Link o' the day: Donald Knuth, Tony Hoare, and goto
Hah! I found it!
Ok, I suspect I've found (and possibly blogged about) this before, but I like it, I think it is important and in any case, I just found it (again).
Following Edsger Dijkstra's Goto statement considered harmful [PDF], Donald Knuth wrote Structured programming with go to statements, in which is written (p. 289):
Axiomatics of Jumps
[...]
Just recently, however, Hoare has shown that there is, in fact, a rather simple way to give an axiomatic definition of go to statements; indeed, he wishes quite frankly that it hadn't been quite so simple. For each label \(L\) in a program, the programmer should state a logical assertion \(\alpha(L)\) which is to be true whenever we reach \(L\). Then the axioms \[ \{\alpha(L)\}\ \textbf{go to}\ L\ \{false\} \] plus the rules of inference \[ \{\alpha(L)\}\ S\ \{P\}\ \vdash\ \{\alpha(L)\}\ L:S\ \{P\} \] are allowed in program proofs, and all properties of labels and go to's will follow if the \(\alpha(L)\) are selected intelligently. One must, of course, carry out the entire proof using the same assertion \(\alpha(L)\) for each appearance of the label \(L\), and some choices of assertions will lead to more powerful results than others.

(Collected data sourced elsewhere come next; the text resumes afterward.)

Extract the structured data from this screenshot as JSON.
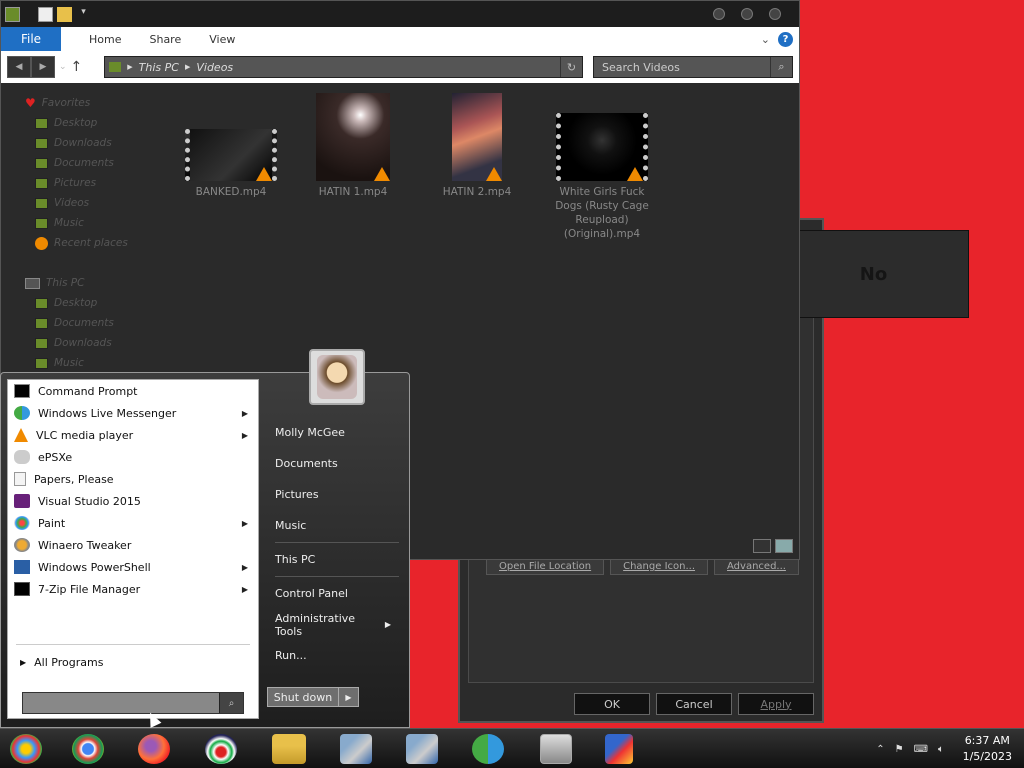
{
  "colors": {
    "desktop": "#e8242b",
    "accent": "#1f6fc4",
    "vlc_orange": "#f08a00"
  },
  "explorer": {
    "ribbon": {
      "file": "File",
      "tabs": [
        "Home",
        "Share",
        "View"
      ]
    },
    "address": {
      "crumbs": [
        "This PC",
        "Videos"
      ]
    },
    "search_placeholder": "Search Videos",
    "nav": {
      "favorites": "Favorites",
      "fav_items": [
        "Desktop",
        "Downloads",
        "Documents",
        "Pictures",
        "Videos",
        "Music",
        "Recent places"
      ],
      "this_pc": "This PC",
      "pc_items": [
        "Desktop",
        "Documents",
        "Downloads",
        "Music"
      ]
    },
    "files": [
      {
        "name": "BANKED.mp4"
      },
      {
        "name": "HATIN 1.mp4"
      },
      {
        "name": "HATIN 2.mp4"
      },
      {
        "name": "White Girls Fuck Dogs (Rusty Cage Reupload) (Original).mp4"
      }
    ]
  },
  "properties_dialog": {
    "buttons_top": [
      "Open File Location",
      "Change Icon...",
      "Advanced..."
    ],
    "ok": "OK",
    "cancel": "Cancel",
    "apply": "Apply"
  },
  "no_box": {
    "label": "No"
  },
  "start_menu": {
    "programs": [
      {
        "label": "Command Prompt",
        "icon": "cmd-icon",
        "submenu": false
      },
      {
        "label": "Windows Live Messenger",
        "icon": "messenger-icon",
        "submenu": true
      },
      {
        "label": "VLC media player",
        "icon": "vlc-icon",
        "submenu": true
      },
      {
        "label": "ePSXe",
        "icon": "gamepad-icon",
        "submenu": false
      },
      {
        "label": "Papers, Please",
        "icon": "document-icon",
        "submenu": false
      },
      {
        "label": "Visual Studio 2015",
        "icon": "visual-studio-icon",
        "submenu": false
      },
      {
        "label": "Paint",
        "icon": "paint-icon",
        "submenu": true
      },
      {
        "label": "Winaero Tweaker",
        "icon": "tweaker-icon",
        "submenu": false
      },
      {
        "label": "Windows PowerShell",
        "icon": "powershell-icon",
        "submenu": true
      },
      {
        "label": "7-Zip File Manager",
        "icon": "7zip-icon",
        "submenu": true
      }
    ],
    "all_programs": "All Programs",
    "places": [
      "Molly McGee",
      "Documents",
      "Pictures",
      "Music",
      "This PC",
      "Control Panel",
      "Administrative Tools",
      "Run..."
    ],
    "shutdown": "Shut down"
  },
  "taskbar": {
    "clock": {
      "time": "6:37 AM",
      "date": "1/5/2023"
    }
  }
}
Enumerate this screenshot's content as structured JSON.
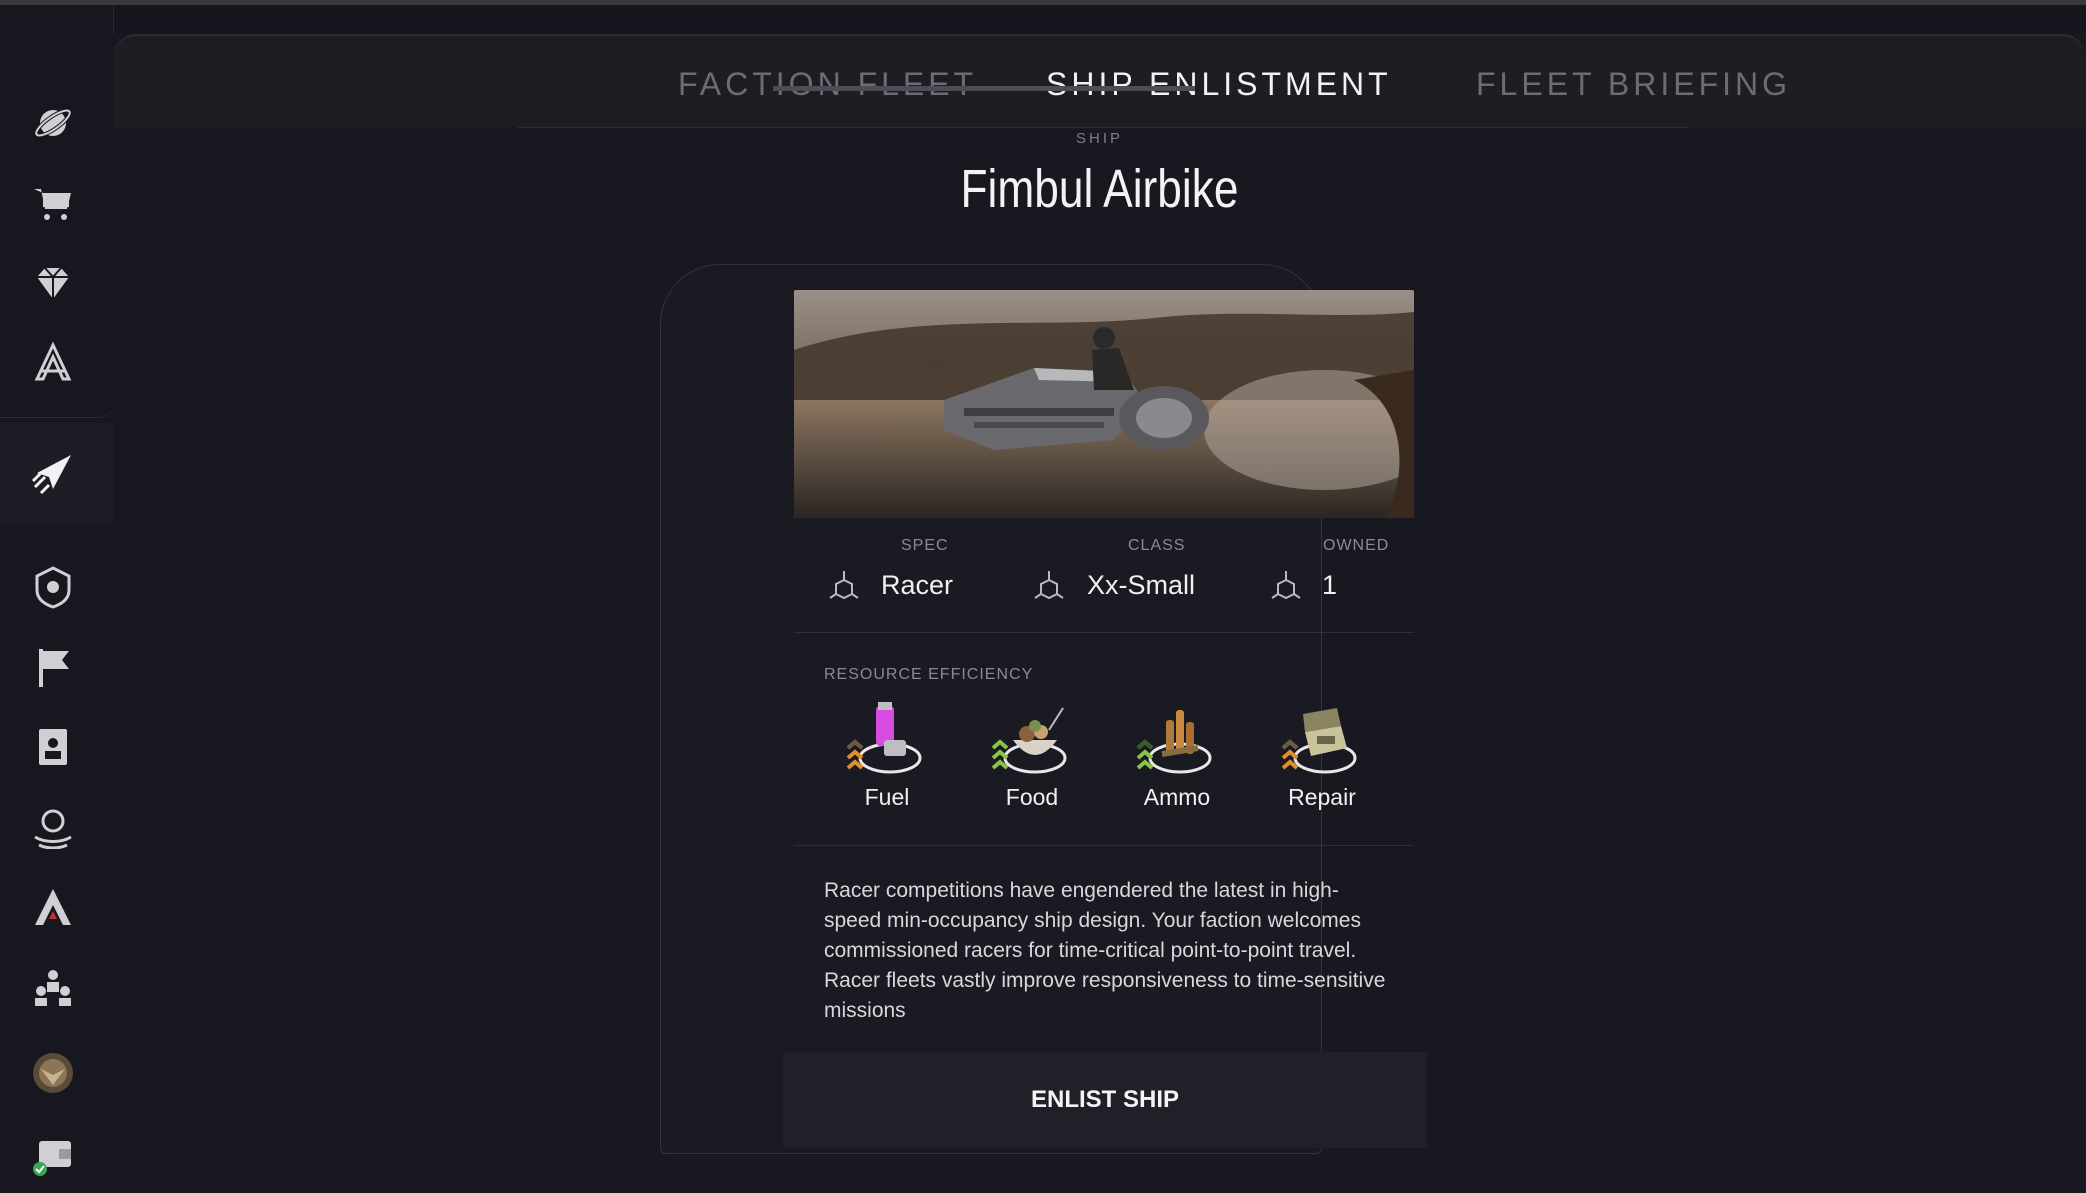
{
  "tabs": [
    {
      "label": "FACTION FLEET"
    },
    {
      "label": "SHIP ENLISTMENT"
    },
    {
      "label": "FLEET BRIEFING"
    }
  ],
  "active_tab": "SHIP ENLISTMENT",
  "ship": {
    "caption": "SHIP",
    "name": "Fimbul Airbike"
  },
  "stats": {
    "spec": {
      "label": "SPEC",
      "value": "Racer"
    },
    "class": {
      "label": "CLASS",
      "value": "Xx-Small"
    },
    "owned": {
      "label": "OWNED",
      "value": "1"
    }
  },
  "resources": {
    "title": "RESOURCE EFFICIENCY",
    "items": [
      {
        "label": "Fuel",
        "icon": "fuel-canister-icon"
      },
      {
        "label": "Food",
        "icon": "food-bowl-icon"
      },
      {
        "label": "Ammo",
        "icon": "ammo-rounds-icon"
      },
      {
        "label": "Repair",
        "icon": "repair-kit-icon"
      }
    ]
  },
  "description": "Racer competitions have engendered the latest in high-speed min-occupancy ship design. Your faction welcomes commissioned racers for time-critical point-to-point travel. Racer fleets vastly improve responsiveness to time-sensitive missions",
  "enlist_button": "ENLIST SHIP",
  "sidebar": {
    "icons": [
      "planet-icon",
      "cart-icon",
      "diamond-icon",
      "faction-emblem-icon",
      "fleet-ship-icon",
      "badge-icon",
      "flag-icon",
      "contract-icon",
      "guild-icon",
      "faction-logo-icon",
      "crew-icon",
      "avatar-icon",
      "wallet-icon"
    ],
    "active": "fleet-ship-icon"
  },
  "colors": {
    "background": "#16161e",
    "accent_green": "#8bc34a",
    "accent_orange": "#e0902a",
    "fuel_pink": "#d84be0",
    "wallet_check": "#3aa757"
  }
}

Informally, \(\alpha(L)\) represents the desired state of affairs at label \(L\); this definition says essentially that a program is correct if \(\alpha(L)\) holds at \(L\) and before all "go to \(L\)" statements, and that control never "falls through" a go to statement to the following text. Stating the assertions \(\alpha(L)\) is analogous to formulating loop invariants. Thus, it is not difficult to deal formally with tortuous program structure if it turns out to be necessary; all we need to know is the "meaning" of each label.
Unfortunately, Knuth does not cite where Hoare had just recently shown that.